Полностью поддерживали аграрную политику правительства, наверное, только земледельческие коммуны. Это были: “Березка” (пять семей, с. Ивановское), “Старина” в одноименной деревне, “Прилучье” (пять семей, Ходыня), имени Ленина (семь семей, д. Перетерки), “Заря” (с. Дегтяри). Члены коллектива последней записали: “Мы отказываемся от всякой личной собственности. Все пожитки свои и имущество движимое и недвижимое, денежные знаки передаем в общее достояние коммуны”. Однако удельный вес их в экономике был ничтожно мал, несмотря на передачу имущества бывших помещиков и денежную помощь для приобретения сельхозорудий, скота, семян, удобрений. Организовывали их, как правило, бедняки и батраки, мало что сведущие в самой организации производства. Да и коллективы не превышали по численности 9 — 11 хозяйств.
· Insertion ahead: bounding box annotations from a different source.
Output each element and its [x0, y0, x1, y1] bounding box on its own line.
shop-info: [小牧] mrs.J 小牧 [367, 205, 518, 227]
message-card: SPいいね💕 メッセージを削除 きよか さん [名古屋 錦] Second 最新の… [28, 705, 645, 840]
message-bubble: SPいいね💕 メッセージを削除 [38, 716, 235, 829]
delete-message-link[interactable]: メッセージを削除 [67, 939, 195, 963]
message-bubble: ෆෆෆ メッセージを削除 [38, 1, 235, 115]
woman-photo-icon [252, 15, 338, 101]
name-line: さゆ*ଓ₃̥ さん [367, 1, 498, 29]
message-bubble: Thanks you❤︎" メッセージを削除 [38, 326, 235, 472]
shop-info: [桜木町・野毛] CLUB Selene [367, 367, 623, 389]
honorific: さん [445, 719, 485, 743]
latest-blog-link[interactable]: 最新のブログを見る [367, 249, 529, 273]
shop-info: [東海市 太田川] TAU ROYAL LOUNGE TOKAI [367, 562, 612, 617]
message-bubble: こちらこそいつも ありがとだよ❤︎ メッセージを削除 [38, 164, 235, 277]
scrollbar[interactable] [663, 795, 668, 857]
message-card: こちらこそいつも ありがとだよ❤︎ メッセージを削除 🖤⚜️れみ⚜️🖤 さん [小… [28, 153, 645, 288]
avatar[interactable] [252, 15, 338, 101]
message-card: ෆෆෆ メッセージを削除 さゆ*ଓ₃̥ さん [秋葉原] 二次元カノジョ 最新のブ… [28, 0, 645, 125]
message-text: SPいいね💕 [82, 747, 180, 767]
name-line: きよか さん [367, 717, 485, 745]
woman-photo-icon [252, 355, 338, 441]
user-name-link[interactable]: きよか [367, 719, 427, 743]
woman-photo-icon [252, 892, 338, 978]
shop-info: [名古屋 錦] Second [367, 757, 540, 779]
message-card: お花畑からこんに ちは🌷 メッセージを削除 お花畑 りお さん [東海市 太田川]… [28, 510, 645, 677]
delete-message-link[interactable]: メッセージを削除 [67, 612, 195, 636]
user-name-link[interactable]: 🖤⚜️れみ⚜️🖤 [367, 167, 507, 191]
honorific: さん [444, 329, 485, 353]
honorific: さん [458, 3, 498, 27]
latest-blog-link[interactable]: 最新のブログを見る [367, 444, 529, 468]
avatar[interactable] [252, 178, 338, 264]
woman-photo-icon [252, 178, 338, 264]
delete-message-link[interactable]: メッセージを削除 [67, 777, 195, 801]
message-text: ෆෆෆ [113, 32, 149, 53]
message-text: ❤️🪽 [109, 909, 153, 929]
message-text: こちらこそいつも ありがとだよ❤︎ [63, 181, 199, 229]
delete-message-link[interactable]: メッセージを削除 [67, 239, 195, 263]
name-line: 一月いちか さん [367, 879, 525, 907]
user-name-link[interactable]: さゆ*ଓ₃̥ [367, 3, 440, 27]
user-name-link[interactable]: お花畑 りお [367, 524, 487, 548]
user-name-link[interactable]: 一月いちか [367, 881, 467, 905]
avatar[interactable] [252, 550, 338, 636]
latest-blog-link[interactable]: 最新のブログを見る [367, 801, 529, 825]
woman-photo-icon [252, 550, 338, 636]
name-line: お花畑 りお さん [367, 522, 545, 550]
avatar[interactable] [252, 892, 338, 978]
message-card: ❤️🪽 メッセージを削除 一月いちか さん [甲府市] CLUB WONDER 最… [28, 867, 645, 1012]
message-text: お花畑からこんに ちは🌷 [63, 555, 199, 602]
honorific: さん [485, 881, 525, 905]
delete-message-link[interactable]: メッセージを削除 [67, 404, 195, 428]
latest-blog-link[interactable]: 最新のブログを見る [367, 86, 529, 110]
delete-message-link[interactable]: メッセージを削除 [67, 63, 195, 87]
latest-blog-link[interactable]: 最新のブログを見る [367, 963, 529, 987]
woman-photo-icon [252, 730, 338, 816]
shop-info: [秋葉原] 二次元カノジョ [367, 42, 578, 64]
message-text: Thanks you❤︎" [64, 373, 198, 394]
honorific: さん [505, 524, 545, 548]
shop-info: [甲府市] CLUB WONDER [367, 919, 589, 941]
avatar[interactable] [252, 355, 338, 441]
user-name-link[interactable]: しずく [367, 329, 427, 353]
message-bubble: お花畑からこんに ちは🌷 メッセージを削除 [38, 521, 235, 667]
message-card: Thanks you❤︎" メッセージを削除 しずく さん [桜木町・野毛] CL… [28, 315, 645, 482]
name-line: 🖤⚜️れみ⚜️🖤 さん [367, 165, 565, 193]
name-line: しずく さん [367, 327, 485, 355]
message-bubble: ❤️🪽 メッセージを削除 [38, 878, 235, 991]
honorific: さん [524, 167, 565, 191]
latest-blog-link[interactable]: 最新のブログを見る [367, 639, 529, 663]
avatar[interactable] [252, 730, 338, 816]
Все более активную помощь отцам и старшим братьям стала оказывать молодежь. Еще в феврале при единой трудовой школе II ступени организовался социалистический кружок. Собираясь два раза в неделю, молодые люди знакомились с основами марксистского учения и текущими событиями. Большая классная комната набивалась до отказа. Количество членов росло, вливались и рабочие, вносившие боевой дух.

Самостоятельно существовала железнодорожная организация, созданная в дни Октября мастером Иваном Скориным и его учеником Сережей Плотниковым. Многие из них не соглашались быть вместе с “чистенькими”, как и те не торопились соединяться с “синими блузами”. Но голоса молодежи уже слышались на собраниях и митингах, юные коммунары пополняли продотряды, уходили добровольцами на фронт.

В начале июня в город для лечения прибыл раненый брат Ф. С. Григорьева — Никандр. Энергичный партработник, лично знакомый с В. Д. Бонч-Бруевичем, он, насколько позволяло здоровье, помогал формировать советский аппарат и части Красной Армии.

8 июля состоялся уездный съезд Советов. Один из основных вопросов — продовольственный. На базаре бутылка молока уже стоила 50 рублей, фунт свинины (409,5 гр.) — в два раза дороже, а средний дневной заработок рабочего составлял каких-то двадцать с лишним рублей. Люди пухли и умирали от голода. Продовольственная управа явно не справлялась со своеей задачей, но и винить ее, казалось, не за что. Декреты СНК, рассчитанные на изъятие товарного хлеба у зажиточных крестьян, не достигали цели. Уже весной посылали рабочие отряды на помощь комбедам по определению “излишнего хлеба” и изъятию его по “твердым ценам”. Можно представить, сколько было злоупотреблений!